Dysfunctional Levels in Nonprofit Boards & Organizations

Dysfunctional Levels in Nonprofit Boards & Organizations

By: Eugene Fram

Viewer favorite–Updated & Revised

Article and studies from a Google search on “ Dysfunctions in Nonprofit Boards & Organizations,” yields 445,000 items in .32 of a second. These items show dysfunctions on charter school boards, church boards, healthcare boards, trade associations, etc.

Rick Moyers, a well-known nonprofit commentator and nonprofit researcher, concluded:

A decade’s worth of research suggests that board performance is at best uneven and at worst highly dysfunctional. ….. The experiences of serving on a board—unless it is high functioning, superbly led, supported by a skilled staff and working in a true partnership with the executive – is quite the opposite of engaging.

These data and comments can lead one to conclude that all nonprofit boards are dysfunctional. I suggest that nonprofit boards can generate a range of dysfunctional behavioral outcomes, but the staff can muddle through and continue to adequately serve clients.

Mildly Dysfunctional: Board meeting attendance can be a problem, left unattended by the board chair and CEO. Agendas are not completed within the meeting time frame. Strategic planning discussions take place once a year with little reference to it between annual meeting retreats. Goals are established without measured outcomes.
On the other hand, budgets and finances are reasonably well handled. Incremental growth each year is modest. Board recruitment takes place largely based on board contacts and friendships, with a few recommendations by the CEO. Most everyone on the board is mildly or fully dedicated to the organization’s mission.

Moderately Dysfunctional: All of the above dysfunctions, plus one or more of the following ones:

• The board chair and/or the CEO receive heightened deference in board discussions.
• Important decisions are made without full participation by all board members. One of two directors set the tone for the discussions and the outcomes.
• Either the board chair or/and CEO has inadequate backgrounds to develop a robust board. Nearly all agenda topics center on operational issues.
• The board does not trust the CEO but is unwilling to take action to remove him or her. The CEO has not been formally evaluated for a long period. Consequently, removal may lead to internal board conflict or a legal suit for unfair termination.
• The mission is not clearly defined and “mission creep” can be a problem.
In this instance, the staff can be productive, if some managers are able to isolate staff from the board dysfunctions.

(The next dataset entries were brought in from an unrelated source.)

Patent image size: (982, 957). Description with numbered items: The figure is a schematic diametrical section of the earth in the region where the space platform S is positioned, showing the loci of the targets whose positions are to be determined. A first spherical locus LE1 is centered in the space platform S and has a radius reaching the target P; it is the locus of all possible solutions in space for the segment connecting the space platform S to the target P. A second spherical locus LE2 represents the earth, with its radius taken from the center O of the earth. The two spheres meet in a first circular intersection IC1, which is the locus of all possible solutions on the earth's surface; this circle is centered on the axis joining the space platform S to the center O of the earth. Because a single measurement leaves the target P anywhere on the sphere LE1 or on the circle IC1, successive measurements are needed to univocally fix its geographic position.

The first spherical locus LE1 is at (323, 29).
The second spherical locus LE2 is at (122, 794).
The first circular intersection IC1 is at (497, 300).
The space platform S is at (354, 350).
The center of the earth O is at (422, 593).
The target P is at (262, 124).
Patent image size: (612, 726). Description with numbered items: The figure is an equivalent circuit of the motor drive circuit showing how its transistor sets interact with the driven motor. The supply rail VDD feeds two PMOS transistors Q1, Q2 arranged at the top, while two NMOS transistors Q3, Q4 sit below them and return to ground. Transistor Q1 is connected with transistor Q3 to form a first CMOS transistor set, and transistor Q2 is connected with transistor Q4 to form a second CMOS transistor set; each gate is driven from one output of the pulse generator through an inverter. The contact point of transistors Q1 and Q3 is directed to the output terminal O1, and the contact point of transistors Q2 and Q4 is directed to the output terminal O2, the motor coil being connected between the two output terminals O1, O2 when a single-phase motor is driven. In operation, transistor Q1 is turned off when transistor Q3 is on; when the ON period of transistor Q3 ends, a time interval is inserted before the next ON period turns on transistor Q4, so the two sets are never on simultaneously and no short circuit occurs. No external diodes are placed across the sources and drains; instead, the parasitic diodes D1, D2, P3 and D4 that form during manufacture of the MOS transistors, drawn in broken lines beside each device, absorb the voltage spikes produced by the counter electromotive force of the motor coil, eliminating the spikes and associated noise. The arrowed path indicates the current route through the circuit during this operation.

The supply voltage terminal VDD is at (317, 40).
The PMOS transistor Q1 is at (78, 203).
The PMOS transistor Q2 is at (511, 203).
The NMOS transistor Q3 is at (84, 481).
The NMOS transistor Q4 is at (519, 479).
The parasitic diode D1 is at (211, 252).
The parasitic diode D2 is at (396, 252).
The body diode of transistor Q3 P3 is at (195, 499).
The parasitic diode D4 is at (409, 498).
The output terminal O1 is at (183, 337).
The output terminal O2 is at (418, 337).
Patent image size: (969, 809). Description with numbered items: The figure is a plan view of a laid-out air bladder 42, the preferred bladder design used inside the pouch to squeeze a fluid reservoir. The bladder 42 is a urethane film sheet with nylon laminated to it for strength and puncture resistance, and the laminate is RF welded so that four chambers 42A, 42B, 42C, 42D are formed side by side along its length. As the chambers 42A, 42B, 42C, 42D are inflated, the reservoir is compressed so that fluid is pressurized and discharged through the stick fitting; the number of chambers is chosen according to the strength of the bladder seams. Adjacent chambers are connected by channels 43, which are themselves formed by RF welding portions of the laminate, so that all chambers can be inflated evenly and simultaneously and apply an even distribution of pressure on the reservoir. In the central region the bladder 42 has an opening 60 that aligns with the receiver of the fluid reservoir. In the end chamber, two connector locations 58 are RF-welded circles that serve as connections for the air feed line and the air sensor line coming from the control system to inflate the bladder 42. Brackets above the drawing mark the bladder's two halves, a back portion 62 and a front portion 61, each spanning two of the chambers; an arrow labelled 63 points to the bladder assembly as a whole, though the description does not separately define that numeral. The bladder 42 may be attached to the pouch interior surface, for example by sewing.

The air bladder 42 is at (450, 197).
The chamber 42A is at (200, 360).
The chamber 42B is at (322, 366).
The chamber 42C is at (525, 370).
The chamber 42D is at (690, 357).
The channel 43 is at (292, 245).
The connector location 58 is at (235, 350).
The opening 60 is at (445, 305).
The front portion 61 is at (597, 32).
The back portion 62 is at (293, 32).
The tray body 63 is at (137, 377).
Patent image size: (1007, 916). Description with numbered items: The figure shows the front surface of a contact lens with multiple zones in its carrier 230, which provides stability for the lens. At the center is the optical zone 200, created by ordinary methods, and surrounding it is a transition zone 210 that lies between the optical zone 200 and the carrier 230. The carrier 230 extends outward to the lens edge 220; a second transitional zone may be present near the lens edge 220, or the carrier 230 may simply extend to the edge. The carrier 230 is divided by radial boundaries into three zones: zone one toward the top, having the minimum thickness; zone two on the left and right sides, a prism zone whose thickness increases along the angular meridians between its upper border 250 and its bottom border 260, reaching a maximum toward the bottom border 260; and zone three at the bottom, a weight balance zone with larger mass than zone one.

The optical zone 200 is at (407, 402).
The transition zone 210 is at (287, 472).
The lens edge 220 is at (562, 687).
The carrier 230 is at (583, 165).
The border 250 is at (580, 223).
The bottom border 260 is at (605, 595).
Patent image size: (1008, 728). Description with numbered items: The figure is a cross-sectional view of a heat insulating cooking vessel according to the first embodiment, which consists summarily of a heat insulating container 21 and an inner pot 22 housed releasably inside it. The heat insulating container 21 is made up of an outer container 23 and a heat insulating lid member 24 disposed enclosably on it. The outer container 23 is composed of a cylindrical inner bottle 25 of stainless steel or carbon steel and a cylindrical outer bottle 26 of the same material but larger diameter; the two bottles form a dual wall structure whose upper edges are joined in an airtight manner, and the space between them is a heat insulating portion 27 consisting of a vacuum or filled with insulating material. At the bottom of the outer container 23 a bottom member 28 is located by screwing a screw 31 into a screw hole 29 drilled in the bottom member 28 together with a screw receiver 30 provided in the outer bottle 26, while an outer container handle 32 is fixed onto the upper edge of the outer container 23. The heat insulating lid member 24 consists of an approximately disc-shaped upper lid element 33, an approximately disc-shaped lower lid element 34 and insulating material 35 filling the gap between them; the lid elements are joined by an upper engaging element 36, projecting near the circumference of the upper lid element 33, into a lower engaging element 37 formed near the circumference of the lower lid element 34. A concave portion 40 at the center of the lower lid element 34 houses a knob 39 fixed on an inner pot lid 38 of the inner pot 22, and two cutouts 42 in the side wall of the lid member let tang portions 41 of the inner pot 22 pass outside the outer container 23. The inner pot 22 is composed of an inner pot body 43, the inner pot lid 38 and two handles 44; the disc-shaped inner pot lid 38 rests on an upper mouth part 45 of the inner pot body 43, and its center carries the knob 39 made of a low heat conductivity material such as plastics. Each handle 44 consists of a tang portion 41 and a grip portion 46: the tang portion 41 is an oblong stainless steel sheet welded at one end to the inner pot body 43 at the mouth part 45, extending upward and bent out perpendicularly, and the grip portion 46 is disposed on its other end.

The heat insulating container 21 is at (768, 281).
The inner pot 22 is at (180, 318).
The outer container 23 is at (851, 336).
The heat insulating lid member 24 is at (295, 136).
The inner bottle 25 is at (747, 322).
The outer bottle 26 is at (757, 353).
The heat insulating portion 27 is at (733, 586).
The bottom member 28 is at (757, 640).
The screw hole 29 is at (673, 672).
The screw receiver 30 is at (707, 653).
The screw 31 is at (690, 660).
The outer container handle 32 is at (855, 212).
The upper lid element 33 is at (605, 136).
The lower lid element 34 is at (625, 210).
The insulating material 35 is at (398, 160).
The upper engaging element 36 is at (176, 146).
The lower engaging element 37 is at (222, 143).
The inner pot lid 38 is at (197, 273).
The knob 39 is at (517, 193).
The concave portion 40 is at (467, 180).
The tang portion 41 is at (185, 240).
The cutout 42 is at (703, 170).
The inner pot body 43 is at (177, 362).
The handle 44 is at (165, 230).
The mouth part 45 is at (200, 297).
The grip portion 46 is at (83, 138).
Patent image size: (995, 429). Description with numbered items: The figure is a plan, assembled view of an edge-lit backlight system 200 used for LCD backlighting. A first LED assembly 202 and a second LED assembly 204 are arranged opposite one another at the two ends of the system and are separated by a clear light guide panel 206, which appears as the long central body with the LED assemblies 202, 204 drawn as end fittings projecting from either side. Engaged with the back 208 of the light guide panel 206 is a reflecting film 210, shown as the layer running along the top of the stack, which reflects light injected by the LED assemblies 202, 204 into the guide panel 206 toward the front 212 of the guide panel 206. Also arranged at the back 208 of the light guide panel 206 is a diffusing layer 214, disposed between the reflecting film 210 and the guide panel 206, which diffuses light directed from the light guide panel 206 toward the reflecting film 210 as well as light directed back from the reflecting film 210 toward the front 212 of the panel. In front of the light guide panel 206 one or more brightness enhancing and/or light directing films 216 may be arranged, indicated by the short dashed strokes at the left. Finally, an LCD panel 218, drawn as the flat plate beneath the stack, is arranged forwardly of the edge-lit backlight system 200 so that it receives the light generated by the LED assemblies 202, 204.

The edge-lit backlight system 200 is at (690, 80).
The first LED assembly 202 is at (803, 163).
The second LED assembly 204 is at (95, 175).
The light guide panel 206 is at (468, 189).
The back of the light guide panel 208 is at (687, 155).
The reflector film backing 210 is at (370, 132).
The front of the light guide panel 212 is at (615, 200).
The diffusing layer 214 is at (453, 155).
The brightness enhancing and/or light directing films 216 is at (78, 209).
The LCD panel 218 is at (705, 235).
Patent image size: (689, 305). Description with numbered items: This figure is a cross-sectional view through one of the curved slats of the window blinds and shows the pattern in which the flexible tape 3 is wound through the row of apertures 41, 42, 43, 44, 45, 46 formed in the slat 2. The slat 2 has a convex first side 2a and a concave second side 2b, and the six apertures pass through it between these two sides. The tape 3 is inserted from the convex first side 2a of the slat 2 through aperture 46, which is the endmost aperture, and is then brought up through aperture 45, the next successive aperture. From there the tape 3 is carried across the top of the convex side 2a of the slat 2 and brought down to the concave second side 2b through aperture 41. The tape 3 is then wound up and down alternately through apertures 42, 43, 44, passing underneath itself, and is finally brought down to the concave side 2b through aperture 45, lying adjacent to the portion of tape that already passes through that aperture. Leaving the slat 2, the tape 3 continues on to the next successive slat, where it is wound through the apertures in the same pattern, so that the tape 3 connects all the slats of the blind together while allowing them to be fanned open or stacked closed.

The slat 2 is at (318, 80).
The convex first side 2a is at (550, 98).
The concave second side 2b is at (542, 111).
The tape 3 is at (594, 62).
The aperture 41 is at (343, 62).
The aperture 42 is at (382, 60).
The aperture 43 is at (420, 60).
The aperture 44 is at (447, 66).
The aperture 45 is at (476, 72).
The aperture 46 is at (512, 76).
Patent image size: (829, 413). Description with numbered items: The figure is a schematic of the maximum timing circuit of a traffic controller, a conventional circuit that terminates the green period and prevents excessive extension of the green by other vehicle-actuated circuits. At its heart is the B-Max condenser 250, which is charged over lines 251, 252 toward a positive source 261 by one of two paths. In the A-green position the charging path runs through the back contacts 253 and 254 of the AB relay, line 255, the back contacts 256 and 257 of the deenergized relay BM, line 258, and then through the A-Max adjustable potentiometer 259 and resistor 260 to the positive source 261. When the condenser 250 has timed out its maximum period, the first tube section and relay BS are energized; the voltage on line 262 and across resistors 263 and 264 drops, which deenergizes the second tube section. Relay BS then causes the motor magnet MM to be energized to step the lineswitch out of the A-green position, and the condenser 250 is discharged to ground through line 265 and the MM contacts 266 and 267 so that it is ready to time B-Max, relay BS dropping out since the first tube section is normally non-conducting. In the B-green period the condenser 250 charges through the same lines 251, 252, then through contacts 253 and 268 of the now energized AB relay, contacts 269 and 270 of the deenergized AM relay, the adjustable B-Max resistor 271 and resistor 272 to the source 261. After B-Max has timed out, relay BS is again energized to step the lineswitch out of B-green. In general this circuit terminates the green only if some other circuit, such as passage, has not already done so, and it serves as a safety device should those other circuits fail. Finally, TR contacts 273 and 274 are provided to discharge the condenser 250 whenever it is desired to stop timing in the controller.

Highly Dysfunctional: Many of the following board behaviors are exhibited:

• The board is divided into unyielding factions, a la the current US congress.
• Board discussions go beyond civil discourse into personal barbs, often disguised as humor.
• Board committees are not functioning properly. Important decisions are often delayed for a year or more. Many board committees are specified by the bylaws. Few are needed to regularly meet.
• Rumors about the board conflicts are reaching funders, who are asking questions about the rumors.
• It is becoming difficult to recruit talented board members or professional personnel.
• The board chair and other directors refuse to acknowledge the problems.

There is little that the staff can do in this situation, except to hope for a funding angel to cover the financial problems that will develop. However, I did observe one organization that recovered from such highly dysfunctional board behaviors and finally succeeded in recruiting more talented board members. It also adopted a new governance format. The change led to some directors to resign. (One was insisting that the directors should evaluate individual staff personnel!) However the mistrust between the board and staff, as a result of the dysfunctional board behaviors, continued for decades.